Publisher: Inkspell Publishing

Release Date: Feb 7th, 2013

ISBN: 978-0-9856562-7-0 (ebook), 978-0-9856562-8-7 (Paperback)

Paperback Price: $13.99

Kindle: $4.99

Thanksgiving is a time when things start coming to a head for Diana, who started out "normal." The novel follows her thoughts and feelings into the abyss ... and back out. If you're a family member or friend who wants to throttle their anorexic loved one, this book can help you understand the psychology of suffering from this condition. If you're full-blown anorexic yourself, I'm so sorry. This book contains the sentences that helped me break out of the mind-space that could have killed me. If you just have a weird relationship with food, you might find yourself examining why you initiated your set of rules that determine when you can eat, why, with whom and how much. And if you just like contemporary young adult novels that ask really hard questions about growing up, you might like it as a read.

The next few weeks are going to be really hard for a lot of people who struggle with their relationship with food.

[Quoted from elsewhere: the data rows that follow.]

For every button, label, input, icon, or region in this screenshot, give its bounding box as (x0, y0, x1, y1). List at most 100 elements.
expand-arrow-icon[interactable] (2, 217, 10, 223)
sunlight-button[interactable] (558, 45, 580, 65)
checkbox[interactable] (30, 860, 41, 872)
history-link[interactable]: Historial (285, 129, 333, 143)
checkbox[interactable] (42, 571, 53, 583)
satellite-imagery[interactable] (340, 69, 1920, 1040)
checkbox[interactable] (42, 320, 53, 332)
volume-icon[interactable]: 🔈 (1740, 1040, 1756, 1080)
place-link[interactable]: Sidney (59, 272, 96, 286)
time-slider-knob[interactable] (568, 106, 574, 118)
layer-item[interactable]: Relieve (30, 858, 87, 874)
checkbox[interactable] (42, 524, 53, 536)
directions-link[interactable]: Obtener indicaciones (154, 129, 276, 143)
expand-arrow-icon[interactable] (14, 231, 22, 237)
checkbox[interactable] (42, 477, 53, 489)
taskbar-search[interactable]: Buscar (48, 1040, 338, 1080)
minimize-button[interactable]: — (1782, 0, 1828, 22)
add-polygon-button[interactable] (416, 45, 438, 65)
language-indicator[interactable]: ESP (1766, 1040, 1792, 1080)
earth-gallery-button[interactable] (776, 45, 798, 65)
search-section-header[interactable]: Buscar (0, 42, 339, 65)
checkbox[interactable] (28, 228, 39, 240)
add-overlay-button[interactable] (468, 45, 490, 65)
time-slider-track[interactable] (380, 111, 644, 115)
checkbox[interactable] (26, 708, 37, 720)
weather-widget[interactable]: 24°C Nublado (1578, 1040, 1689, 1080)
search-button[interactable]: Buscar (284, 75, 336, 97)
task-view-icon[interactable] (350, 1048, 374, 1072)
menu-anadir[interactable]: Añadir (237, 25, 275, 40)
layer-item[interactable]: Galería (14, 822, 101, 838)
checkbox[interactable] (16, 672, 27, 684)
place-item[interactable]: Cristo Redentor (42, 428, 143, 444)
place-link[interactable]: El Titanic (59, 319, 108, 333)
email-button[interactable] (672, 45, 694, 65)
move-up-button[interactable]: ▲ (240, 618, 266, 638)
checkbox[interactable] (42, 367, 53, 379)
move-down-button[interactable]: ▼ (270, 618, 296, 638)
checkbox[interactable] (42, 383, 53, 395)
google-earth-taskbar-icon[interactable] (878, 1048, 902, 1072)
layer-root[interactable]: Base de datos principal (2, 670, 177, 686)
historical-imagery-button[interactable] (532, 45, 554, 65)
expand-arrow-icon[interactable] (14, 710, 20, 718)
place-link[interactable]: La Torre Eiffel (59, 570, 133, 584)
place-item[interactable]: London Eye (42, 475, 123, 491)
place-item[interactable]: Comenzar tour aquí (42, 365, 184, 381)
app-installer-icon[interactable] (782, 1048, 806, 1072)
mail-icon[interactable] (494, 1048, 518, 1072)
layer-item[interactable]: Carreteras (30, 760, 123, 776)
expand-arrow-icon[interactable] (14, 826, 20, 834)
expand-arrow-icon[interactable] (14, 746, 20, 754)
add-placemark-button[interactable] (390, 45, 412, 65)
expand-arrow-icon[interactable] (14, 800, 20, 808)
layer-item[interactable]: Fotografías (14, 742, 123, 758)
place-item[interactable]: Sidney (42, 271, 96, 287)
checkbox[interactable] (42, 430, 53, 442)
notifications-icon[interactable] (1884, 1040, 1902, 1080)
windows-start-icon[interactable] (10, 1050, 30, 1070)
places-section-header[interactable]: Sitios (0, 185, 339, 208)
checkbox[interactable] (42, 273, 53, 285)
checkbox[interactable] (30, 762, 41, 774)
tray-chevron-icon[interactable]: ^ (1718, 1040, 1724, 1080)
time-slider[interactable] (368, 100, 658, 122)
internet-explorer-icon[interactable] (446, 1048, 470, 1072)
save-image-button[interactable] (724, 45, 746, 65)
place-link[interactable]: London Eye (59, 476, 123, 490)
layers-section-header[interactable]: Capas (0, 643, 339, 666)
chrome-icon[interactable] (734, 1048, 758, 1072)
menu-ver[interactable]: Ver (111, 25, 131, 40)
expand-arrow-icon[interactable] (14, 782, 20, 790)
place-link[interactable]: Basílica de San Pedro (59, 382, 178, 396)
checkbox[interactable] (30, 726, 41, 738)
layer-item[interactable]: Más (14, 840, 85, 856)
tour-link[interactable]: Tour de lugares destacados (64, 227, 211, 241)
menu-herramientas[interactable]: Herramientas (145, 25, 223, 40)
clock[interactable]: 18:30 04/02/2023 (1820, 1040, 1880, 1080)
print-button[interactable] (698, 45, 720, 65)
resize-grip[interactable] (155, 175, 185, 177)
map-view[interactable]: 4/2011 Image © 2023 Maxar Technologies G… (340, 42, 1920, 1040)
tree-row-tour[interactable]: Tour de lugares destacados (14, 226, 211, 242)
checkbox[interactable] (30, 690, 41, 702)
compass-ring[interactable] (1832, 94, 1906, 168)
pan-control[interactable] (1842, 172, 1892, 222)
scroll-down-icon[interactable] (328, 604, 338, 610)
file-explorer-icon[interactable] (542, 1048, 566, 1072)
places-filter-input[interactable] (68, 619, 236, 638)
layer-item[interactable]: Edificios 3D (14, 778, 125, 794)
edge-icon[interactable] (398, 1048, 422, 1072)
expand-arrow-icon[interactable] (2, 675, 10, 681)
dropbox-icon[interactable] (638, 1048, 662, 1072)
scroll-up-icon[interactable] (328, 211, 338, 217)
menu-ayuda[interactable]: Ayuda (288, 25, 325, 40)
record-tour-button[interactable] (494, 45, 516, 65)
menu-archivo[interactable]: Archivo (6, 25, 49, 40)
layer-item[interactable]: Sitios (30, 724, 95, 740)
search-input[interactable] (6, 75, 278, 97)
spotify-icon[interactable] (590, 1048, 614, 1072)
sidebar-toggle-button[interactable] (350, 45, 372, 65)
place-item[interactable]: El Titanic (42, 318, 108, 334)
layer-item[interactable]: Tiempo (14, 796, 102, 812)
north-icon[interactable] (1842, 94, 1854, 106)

For some, it's never "just a doughnut." If you're anorexic, taking one bite more than you planned can feel like bungee jumping off a bridge. I remember wondering why these people who loved me kept asking me to put myself through that. So be kind if you see someone staring in misery at her plate on Thanksgiving. Eating disorders are nobody's fault, and recovery takes a village. Take care of each other.